Para Mil platôs, foi, outra vez, diferente. A composição desse livro é muito mais complexa,
os domínios tratados muito mais variados, mas tínhamos adquirido certos hábitos de tal forma que
um podia facilmente adivinhar em que direção o outro ia. Nossas conversas continham elipses
cada vez mais numerosas, e nós podíamos estabelecer toda espécie de ressonâncias, não mais
entre nós, mas entre os domínios que atravessávamos. Os melhores momentos desse livro,
quando estávamos escrevendo-o, foram: o ritornelo e a música; a máquina de guerra e os
nômades; o devir-animal. Aí, com o impulso de Félix, eu tinha a impressão de territórios
desconhecidos no qual viviam estranhos conceitos. É um livro que me fez feliz e que, de minha
parte, eu não consigo esgotar. Não veja nisso nenhuma vaidade, falo por mim, não pelo leitor.

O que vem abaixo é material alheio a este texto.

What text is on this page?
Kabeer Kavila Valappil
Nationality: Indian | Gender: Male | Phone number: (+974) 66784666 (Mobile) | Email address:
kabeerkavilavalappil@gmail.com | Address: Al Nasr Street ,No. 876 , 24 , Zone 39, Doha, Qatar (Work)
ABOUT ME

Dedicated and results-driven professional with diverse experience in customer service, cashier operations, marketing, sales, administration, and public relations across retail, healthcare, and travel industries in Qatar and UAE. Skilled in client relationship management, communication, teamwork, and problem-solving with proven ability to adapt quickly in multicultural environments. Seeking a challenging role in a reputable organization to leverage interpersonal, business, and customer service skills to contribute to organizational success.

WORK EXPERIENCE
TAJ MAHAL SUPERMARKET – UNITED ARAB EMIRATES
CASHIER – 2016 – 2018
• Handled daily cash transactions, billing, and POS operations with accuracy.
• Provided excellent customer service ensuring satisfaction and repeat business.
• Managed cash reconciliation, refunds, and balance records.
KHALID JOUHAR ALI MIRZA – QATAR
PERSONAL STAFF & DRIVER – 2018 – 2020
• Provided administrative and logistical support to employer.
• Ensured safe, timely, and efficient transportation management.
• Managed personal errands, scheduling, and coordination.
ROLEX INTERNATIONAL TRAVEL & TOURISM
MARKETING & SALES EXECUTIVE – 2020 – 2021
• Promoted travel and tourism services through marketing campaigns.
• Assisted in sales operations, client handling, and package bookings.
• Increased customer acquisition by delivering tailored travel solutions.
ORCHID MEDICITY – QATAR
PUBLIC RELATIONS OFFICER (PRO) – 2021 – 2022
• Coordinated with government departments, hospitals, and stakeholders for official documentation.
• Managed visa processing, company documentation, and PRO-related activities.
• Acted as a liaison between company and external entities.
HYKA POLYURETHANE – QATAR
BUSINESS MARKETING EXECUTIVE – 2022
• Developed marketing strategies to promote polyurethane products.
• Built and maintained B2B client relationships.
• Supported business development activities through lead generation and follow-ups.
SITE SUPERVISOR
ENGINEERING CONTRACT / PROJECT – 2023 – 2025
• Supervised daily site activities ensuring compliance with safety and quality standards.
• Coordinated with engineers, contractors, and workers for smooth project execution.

Depois, Félix e eu, foi preciso que cada um de nós voltasse a trabalhar sozinho, para retomar o
fôlego. Mas me persuadi de uma coisa: nós vamos, novamente, trabalhar juntos.
É isso, caro Uno, espero ter respondido uma parte de suas questões. Saudações.

In Gilles Deleuze. Deux régimes de fous. Textes et entretiens, 1975-1995. Paris: Minuit, 2003. Org.
de David Lapoujade. P. 218-220.

Nota da edição original: Carta datada de 25 de julho de 1984 e publicada em japonês em Gendai
shisõ (A Revista do Pensamento Hoje), Tóquio, nº 9, 1984, p. 8-11. Trad. Jap. Kuniichi Uno.